In “Land Grab Universities,” the 2022 Daniel W. Kops Freedom of the Press Lecture, journalist Tristan Ahtone, a member of the Kiowa tribe, and historian Robert Lee will talk about how Indigenous land expropriated by the 1862 Morrill Act is the foundation of the land-grant university system.

The lecture, which will expand on their 2020 investigative reporting in High Country News, will take place Sept. 13 at 5:15 p.m. in the Wing Lecture Room, Herbert F. Johnson Museum of Art. A ticket is required to attend in person, one ticket per request. The lecture will also be livestreamed by eCornell.

Tristan Ahtone
Provided Tristan Ahtone

“The American Studies program is honored to host Tristan Ahtone and Robert Lee as the Kops Freedom of the Press lecturers,” said Shirley Samuels, director of the American Studies Program and professor of literatures in English in the College of Arts and Sciences. “Their investigation into the origins of American land grant universities continues to spark self-examination and action at land grant institutions.
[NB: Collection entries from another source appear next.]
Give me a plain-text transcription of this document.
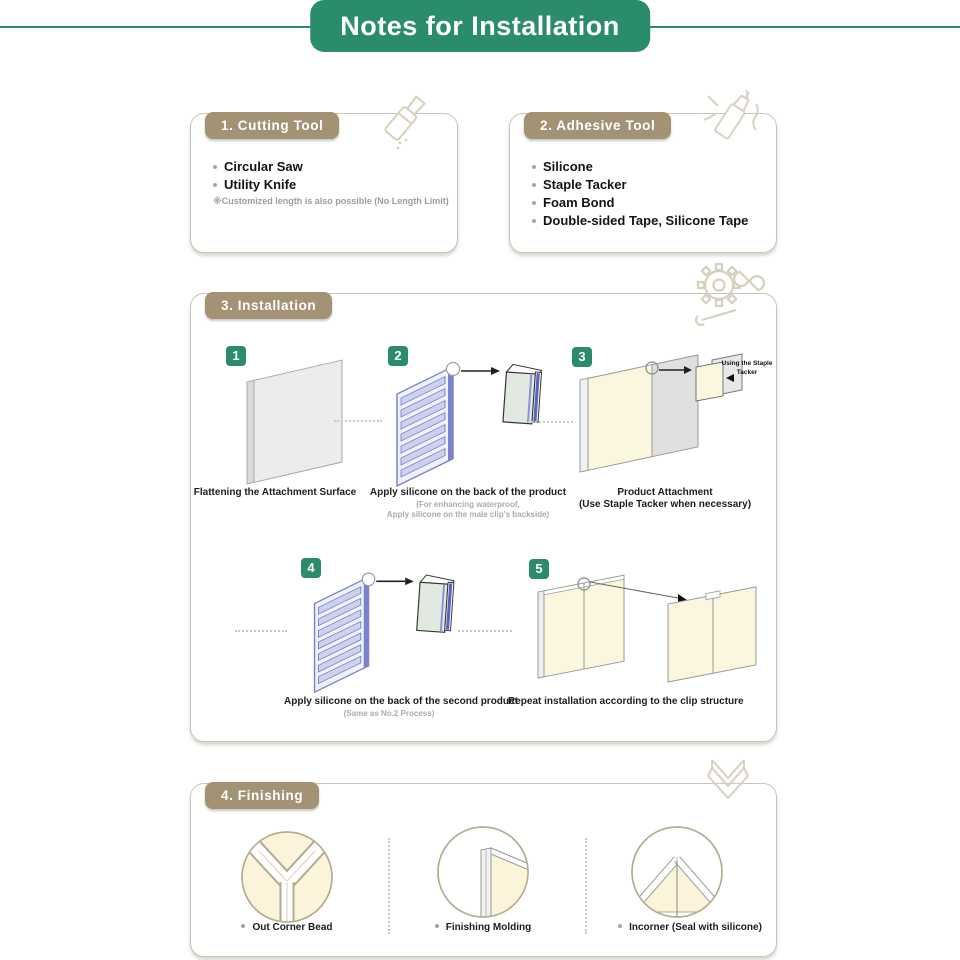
Notes for Installation
1. Cutting Tool
Circular Saw
Utility Knife
※Customized length is also possible (No Length Limit)
2. Adhesive Tool
Silicone
Staple Tacker
Foam Bond
Double-sided Tape, Silicone Tape
3. Installation
1	2	3
4	5
Using the Staple Tacker
Flattening the Attachment Surface	Apply silicone on the back of the product
(For enhancing waterproof,
Apply silicone on the male clip's backside)
Product Attachment
(Use Staple Tacker when necessary)
Apply silicone on the back of the second product
(Same as No.2 Process)
Repeat installation according to the clip structure
4. Finishing
Out Corner Bead	Finishing Molding	Incorner (Seal with silicone)
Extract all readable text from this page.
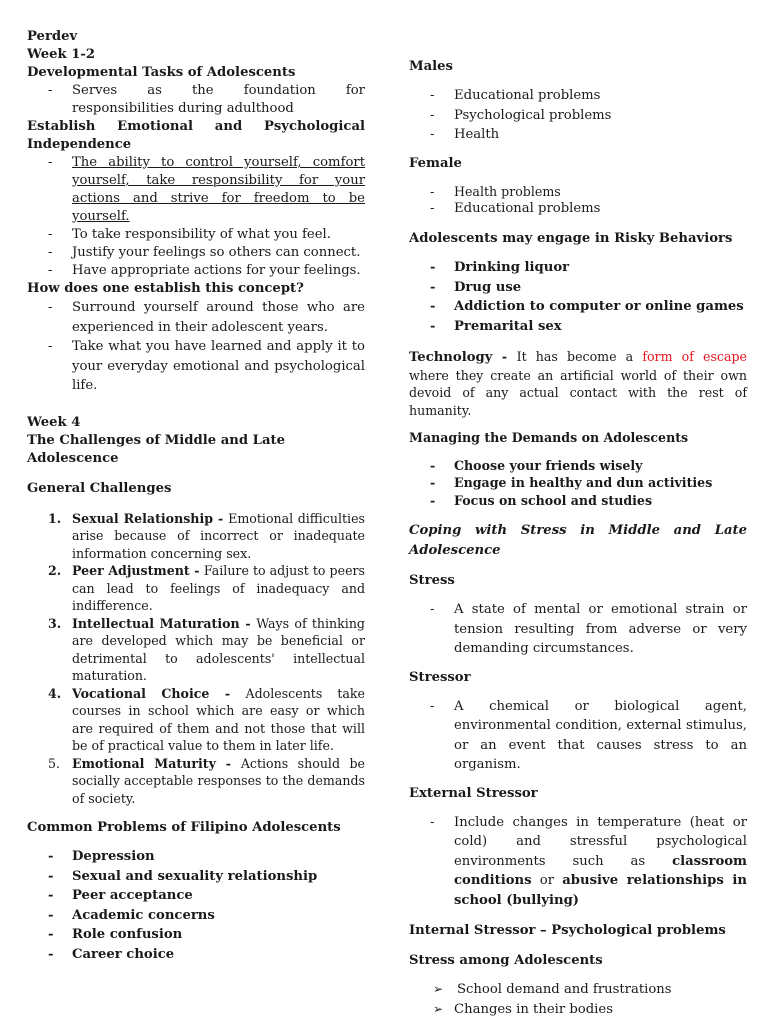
Perdev
Week 1-2
Developmental Tasks of Adolescents
- Serves as the foundation for responsibilities during adulthood
Establish Emotional and Psychological Independence
- The ability to control yourself, comfort yourself, take responsibility for your actions and strive for freedom to be yourself.
- To take responsibility of what you feel.
- Justify your feelings so others can connect.
- Have appropriate actions for your feelings.
How does one establish this concept?
- Surround yourself around those who are experienced in their adolescent years.
- Take what you have learned and apply it to your everyday emotional and psychological life.
Week 4
The Challenges of Middle and Late Adolescence
General Challenges
1. Sexual Relationship - Emotional difficulties arise because of incorrect or inadequate information concerning sex.
2. Peer Adjustment - Failure to adjust to peers can lead to feelings of inadequacy and indifference.
3. Intellectual Maturation - Ways of thinking are developed which may be beneficial or detrimental to adolescents' intellectual maturation.
4. Vocational Choice - Adolescents take courses in school which are easy or which are required of them and not those that will be of practical value to them in later life.
5. Emotional Maturity - Actions should be socially acceptable responses to the demands of society.
Common Problems of Filipino Adolescents
- Depression
- Sexual and sexuality relationship
- Peer acceptance
- Academic concerns
- Role confusion
- Career choice
Males
- Educational problems
- Psychological problems
- Health
Female
- Health problems
- Educational problems
Adolescents may engage in Risky Behaviors
- Drinking liquor
- Drug use
- Addiction to computer or online games
- Premarital sex
Technology - It has become a form of escape where they create an artificial world of their own devoid of any actual contact with the rest of humanity.
Managing the Demands on Adolescents
- Choose your friends wisely
- Engage in healthy and dun activities
- Focus on school and studies
Coping with Stress in Middle and Late Adolescence
Stress
- A state of mental or emotional strain or tension resulting from adverse or very demanding circumstances.
Stressor
- A chemical or biological agent, environmental condition, external stimulus, or an event that causes stress to an organism.
External Stressor
- Include changes in temperature (heat or cold) and stressful psychological environments such as classroom conditions or abusive relationships in school (bullying)
Internal Stressor – Psychological problems
Stress among Adolescents
➢ School demand and frustrations
➢ Changes in their bodies
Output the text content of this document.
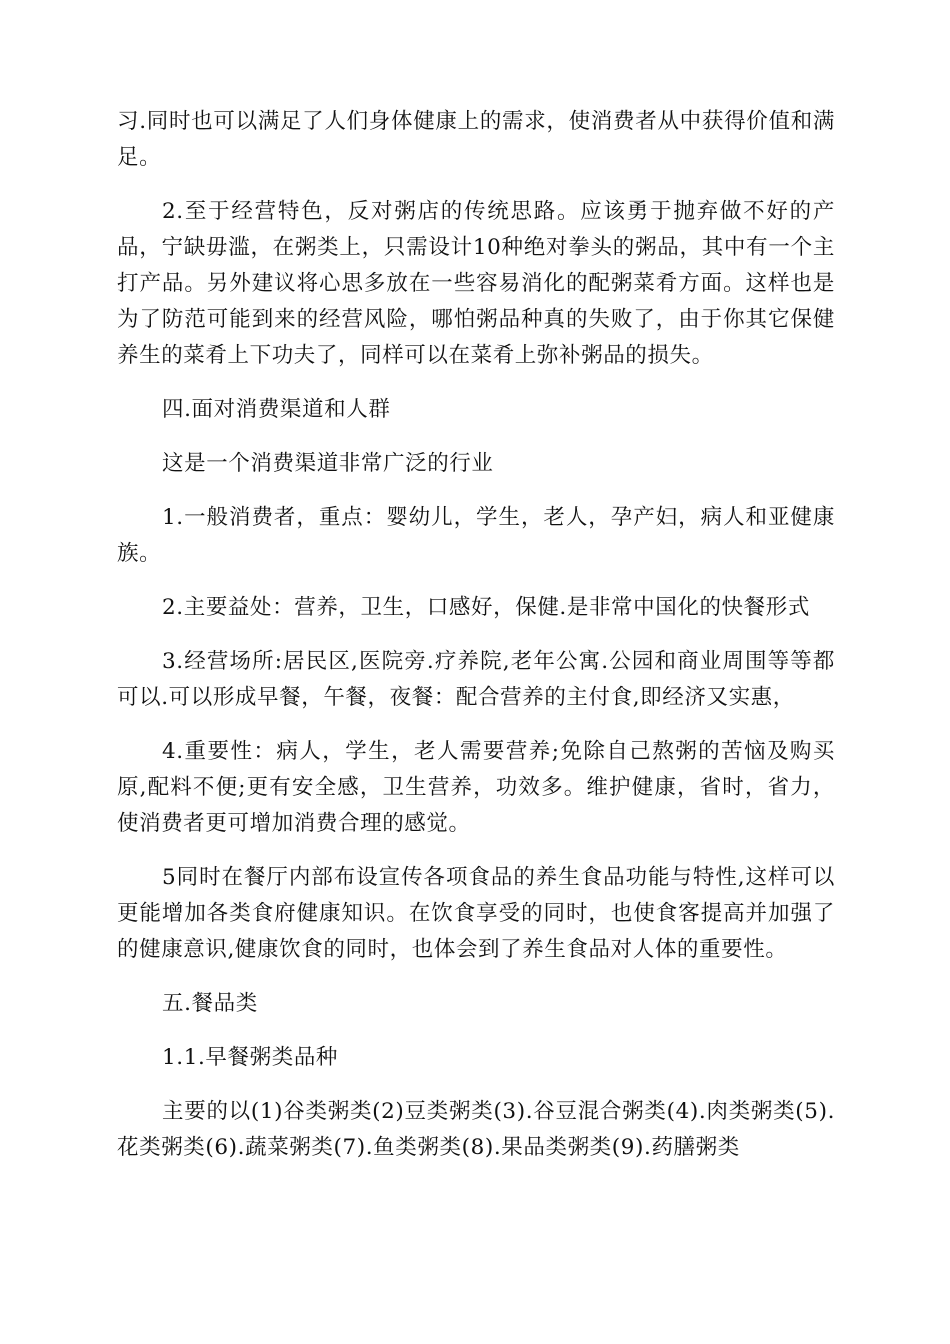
习.同时也可以满足了人们身体健康上的需求，使消费者从中获得价值和满足。

2.至于经营特色，反对粥店的传统思路。应该勇于抛弃做不好的产品，宁缺毋滥，在粥类上，只需设计10种绝对拳头的粥品，其中有一个主打产品。另外建议将心思多放在一些容易消化的配粥菜肴方面。这样也是为了防范可能到来的经营风险，哪怕粥品种真的失败了，由于你其它保健养生的菜肴上下功夫了，同样可以在菜肴上弥补粥品的损失。

四.面对消费渠道和人群

这是一个消费渠道非常广泛的行业

1.一般消费者，重点：婴幼儿，学生，老人，孕产妇，病人和亚健康族。

2.主要益处：营养，卫生，口感好，保健.是非常中国化的快餐形式

3.经营场所:居民区,医院旁.疗养院,老年公寓.公园和商业周围等等都可以.可以形成早餐，午餐，夜餐：配合营养的主付食,即经济又实惠，

4.重要性：病人，学生，老人需要营养;免除自己熬粥的苦恼及购买原,配料不便;更有安全感，卫生营养，功效多。维护健康，省时，省力，使消费者更可增加消费合理的感觉。

5同时在餐厅内部布设宣传各项食品的养生食品功能与特性,这样可以更能增加各类食府健康知识。在饮食享受的同时，也使食客提高并加强了的健康意识,健康饮食的同时，也体会到了养生食品对人体的重要性。

五.餐品类

1.1.早餐粥类品种

主要的以(1)谷类粥类(2)豆类粥类(3).谷豆混合粥类(4).肉类粥类(5).花类粥类(6).蔬菜粥类(7).鱼类粥类(8).果品类粥类(9).药膳粥类
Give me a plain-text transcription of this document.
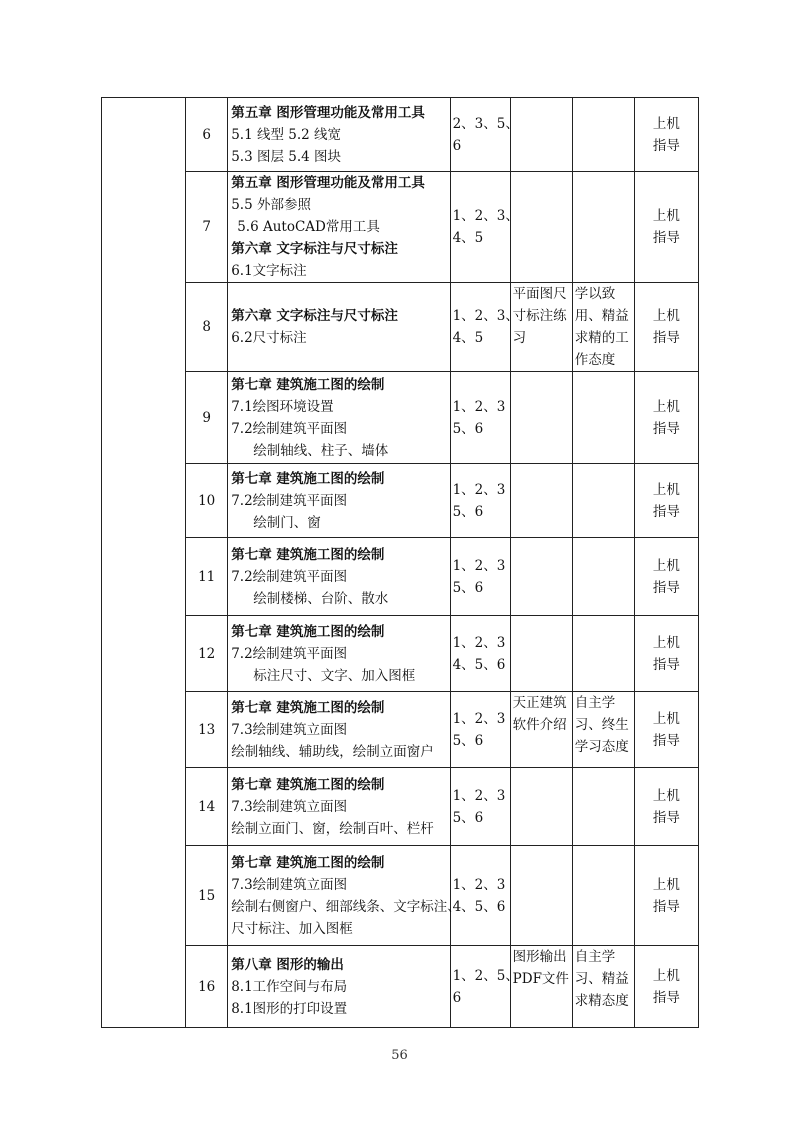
	6	第五章 图形管理功能及常用工具
5.1 线型 5.2 线宽
5.3 图层 5.4 图块	2、3、5、
6			上机
指导

	7	第五章 图形管理功能及常用工具
5.5 外部参照
5.6 AutoCAD常用工具
第六章 文字标注与尺寸标注
6.1文字标注	1、2、3、
4、5			上机
指导

	8	第六章 文字标注与尺寸标注
6.2尺寸标注	1、2、3、
4、5	平面图尺
寸标注练
习	学以致
用、精益
求精的工
作态度	上机
指导

	9	第七章 建筑施工图的绘制
7.1绘图环境设置
7.2绘制建筑平面图
绘制轴线、柱子、墙体	1、2、3
5、6			上机
指导

	10	第七章 建筑施工图的绘制
7.2绘制建筑平面图
绘制门、窗	1、2、3
5、6			上机
指导

	11	第七章 建筑施工图的绘制
7.2绘制建筑平面图
绘制楼梯、台阶、散水	1、2、3
5、6			上机
指导

	12	第七章 建筑施工图的绘制
7.2绘制建筑平面图
标注尺寸、文字、加入图框	1、2、3
4、5、6			上机
指导

	13	第七章 建筑施工图的绘制
7.3绘制建筑立面图
绘制轴线、辅助线，绘制立面窗户	1、2、3
5、6	天正建筑
软件介绍	自主学
习、终生
学习态度	上机
指导

	14	第七章 建筑施工图的绘制
7.3绘制建筑立面图
绘制立面门、窗，绘制百叶、栏杆	1、2、3
5、6			上机
指导

	15	第七章 建筑施工图的绘制
7.3绘制建筑立面图
绘制右侧窗户、细部线条、文字标注、
尺寸标注、加入图框	1、2、3
4、5、6			上机
指导

	16	第八章 图形的输出
8.1工作空间与布局
8.1图形的打印设置	1、2、5、
6	图形输出
PDF文件	自主学
习、精益
求精态度	上机
指导
56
By inviting them to Cornell, we welcome a serious discussion of the history of relations between Indigenous communities and settlers, and between land and higher education.”

Tristan Ahtone is a member of the Kiowa Tribe and is Editor at Large at Grist. He previously served as editor-in-chief at the Texas Observer and Indigenous affairs editor at High Country News. He has reported for Al Jazeera America, PBS NewsHour National Native News, NPR and National Geographic.

Robert Lee, assistant professor of history at the University of Cambridge, is a historian of the United States focused on Indigenous dispossession and U.S. state formation in the 19th century American west.

Robert Lee
Provided Robert Lee

Ahtone and Lee co-authored the March 30, 2020 investigation “Land-grab universities” in High Country News, piecing together how the United States used nearly 11 million acres of Indigenous territory taken from almost 250 tribes, bands and communities to launch the land grant university system in 1862. The act redistributed an area larger than Massachusetts and Connecticut combined, Ahone and Lee reported.

Daniel Kops ’39, former editor-in-chief of the Cornell Daily Sun, established the Daniel W. Kops Freedom of the Press Program in 1990. Each year the program brings a distinguished speaker to campus through the American Studies program. The 2021 lecture featured Nikole Hannah-Jones, the Pulitzer Prize-winning creator of the 1619 Project and a staff writer at The New York Times Magazine. Other past speakers include Ta-Nehisi Coates, Amjad Atallah, April Ryan, Frank Rich, Gail Collins, Nadine Strossen, Jeremy Scahill and Dave Zirin.